Fig. 1 | Scientific Reports

Fig. 1

From: Human adaptation to adaptive machines converges to game-theoretic equilibria

Fig. 1

Gradient descent in action space (Experiment 1, \(n = 20\)). (A) Each human subject H is instructed to provide manual input h to make a black bar on a computer display as small as possible. The bar’s height represents the value of a prescribed cost \(c_H\). (B) The machine M has its own cost \(c_M\) chosen to yield game-theoretic equilibria that are distinct from each other and from each player’s global optima. The machine knows its cost and observes human actions h. In this experiment, the machine updates its action by gradient descent on its cost \(\frac{1}{2}m^2-hm+h^2\) with adaptation rate \(\alpha\). (C) Median joint actions for each \(\alpha\) overlaid on game-theoretic equilibria and best-response (BR) curves that define the Nash equilibrium (NE) and Stackelberg equilibrium (SE), respectively). (D) Action distributions for each machine adaptation rate displayed by box-and-whiskers plots showing 5th, 25th, 50th, 75th, and 95th percentiles.

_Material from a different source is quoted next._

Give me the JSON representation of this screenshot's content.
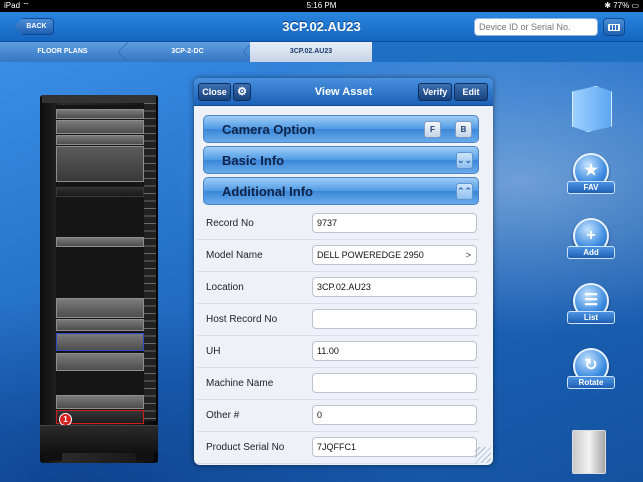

Statistical significance (\(*\)) determined by comparing initial and final distributions to NE and SE actions using Student’s t-test (\(P < 0.001\) comparing to SE and \(P = 0.2\) comparing to NE at \(\alpha = 0\); \(P < 0.001\) comparing to NE and \(P = 0.5\) comparing to SE at \(\alpha = 1\)). (E) Cost distributions for each machine adaptation rate displayed using box plots with error bars showing 25th, 50th, and 75th percentiles. (F,G) One- and two-dimensional histograms of actions for different adaptation rates (\(\alpha \in \left\{ \text {0,0.003} \right\}\) in (F), \(\alpha \in \left\{ \text {0.3, 1} \right\}\) in (G)) with game-theoretic equilibria overlaid (NE in (F), SE in (G)).